TDAG pickles each TimeSerie after its first initialization, significantly reducing load times in future updates. The pickle state is automatically updated when the underlying code changes, ensuring consistency and efficiency.

Updating a TimeSerie

The update method performs all the necessary logic to fetch, calculate, and store new data points in the series. It uses a parameter called latest_value, representing the most recent timestamp from previous updates. If latest_value is None, the series has never been updated successfully before.
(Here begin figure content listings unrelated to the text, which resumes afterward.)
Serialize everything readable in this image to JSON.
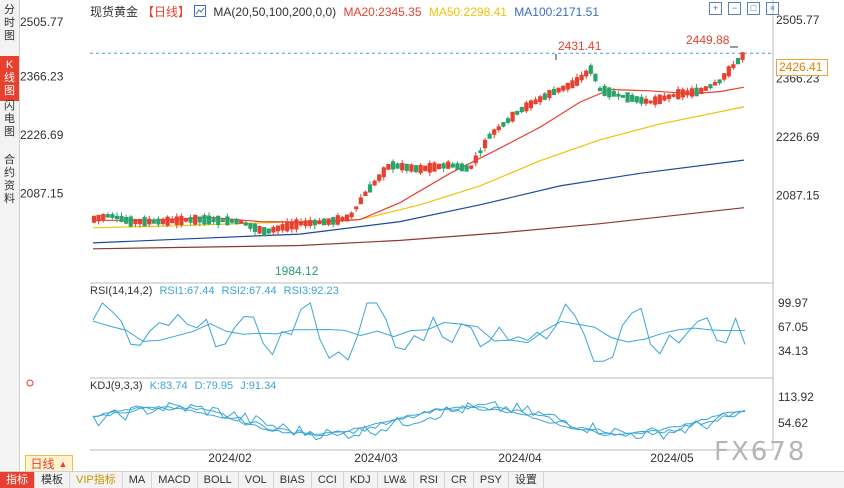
{
  "sidebar": {
    "tabs": [
      {
        "label": "分时图",
        "active": false
      },
      {
        "label": "K线图",
        "active": true
      },
      {
        "label": "闪电图",
        "active": false
      },
      {
        "label": "合约资料",
        "active": false
      }
    ]
  },
  "legend": {
    "name": "现货黄金",
    "period": "【日线】",
    "ma_settings": "MA(20,50,100,200,0,0)",
    "ma20": "MA20:2345.35",
    "ma50": "MA50:2298.41",
    "ma100": "MA100:2171.51"
  },
  "toolbar": {
    "icons": [
      "plus-box-icon",
      "minus-box-icon",
      "expand-box-icon",
      "close-box-icon"
    ]
  },
  "price_axis": {
    "ticks": [
      "2505.77",
      "2366.23",
      "2226.69",
      "2087.15"
    ]
  },
  "current_price": "2426.41",
  "annotations": {
    "high1": "2431.41",
    "high2": "2449.88",
    "low": "1984.12"
  },
  "rsi": {
    "title": "RSI(14,14,2)",
    "rsi1": "RSI1:67.44",
    "rsi2": "RSI2:67.44",
    "rsi3": "RSI3:92.23",
    "ticks": [
      "99.97",
      "67.05",
      "34.13"
    ]
  },
  "kdj": {
    "title": "KDJ(9,3,3)",
    "k": "K:83.74",
    "d": "D:79.95",
    "j": "J:91.34",
    "ticks": [
      "113.92",
      "54.62"
    ]
  },
  "time_axis": {
    "labels": [
      "2024/02",
      "2024/03",
      "2024/04",
      "2024/05"
    ]
  },
  "period_button": {
    "label": "日线",
    "arrow": "▲"
  },
  "bottom_tabs": [
    "指标",
    "模板",
    "VIP指标",
    "MA",
    "MACD",
    "BOLL",
    "VOL",
    "BIAS",
    "CCI",
    "KDJ",
    "LW&",
    "RSI",
    "CR",
    "PSY",
    "设置"
  ],
  "watermark": "FX678",
  "colors": {
    "up": "#e8402f",
    "down": "#2aa36b",
    "ma20": "#e8402f",
    "ma50": "#f0c20a",
    "ma100": "#1a4aa0",
    "ma200": "#8b3b2b",
    "rsi_line": "#3aa6d8",
    "accent": "#e8402f"
  }
}
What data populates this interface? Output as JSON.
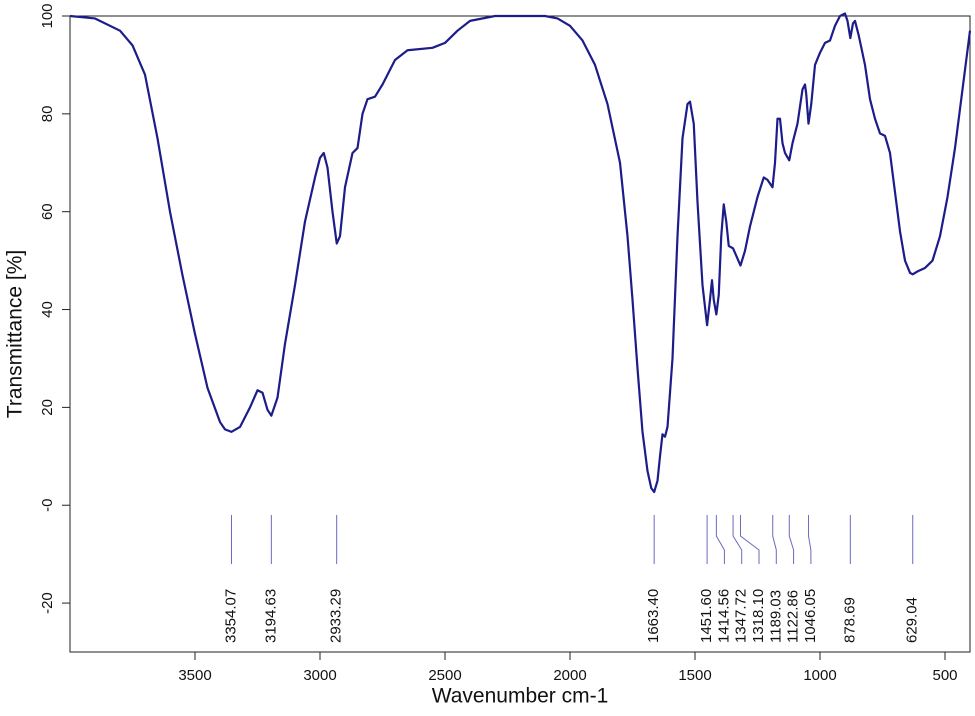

Otherwise, it continues from the given point.

Example:

def update(self, update_statistics: DataUpdates, *args, **kwargs) -> pd.DataFrame:
    # Perform update logic based on latest_value
    new_data = self.fetch_new_data_since(latest_value)
    processed_data = self.calculate_metrics(new_data)
    return processed_data

Returned DataFrame requirements:

  • Unidimensional index: DatetimeIndex in pytz.utc.
  • Multidimensional index: three dimensions: time_index, asset_symbol, and execution_venue_symbol.

Essential Helper Methods

Retrieving Data Between Dates

The get_df_between_dates method fetches data from a specified date range:

def get_df_between_dates(self, start_date: Union[datetime.datetime, None] = None,
                         end_date: Union[datetime.datetime, None] = None,
                         unique_identifier_list: Union[None, list] = None,
                         great_or_equal=True, less_or_equal=True,
                         unique_identifier_range_map: Optional[UniqueIdentifierRangeMap] = None
                         ) -> pd.DataFrame:

This method efficiently retrieves data within a specific range, accommodating various filtering scenarios by asset or time intervals.

Getting Last Observation

def get_last_observation(self, asset_symbols: Union[None, list] = None):

Returns the most recent observation in the series.

WrapperTimeSerie Class

WrapperTimeSerie allows collective management of multiple TimeSerie instances, facilitating scalable and efficient updates:

class WrapperTimeSerie(TimeSerie):
    @TimeSerie._post_init_routines()
    def __init__(self, time_series_dict: Dict[str, TimeSerie], *args, **kwargs):

TDAG’s TimeSeries object simplifies managing complex data dependencies, ensuring efficiency, consistency, and maintainability in your data pipelines.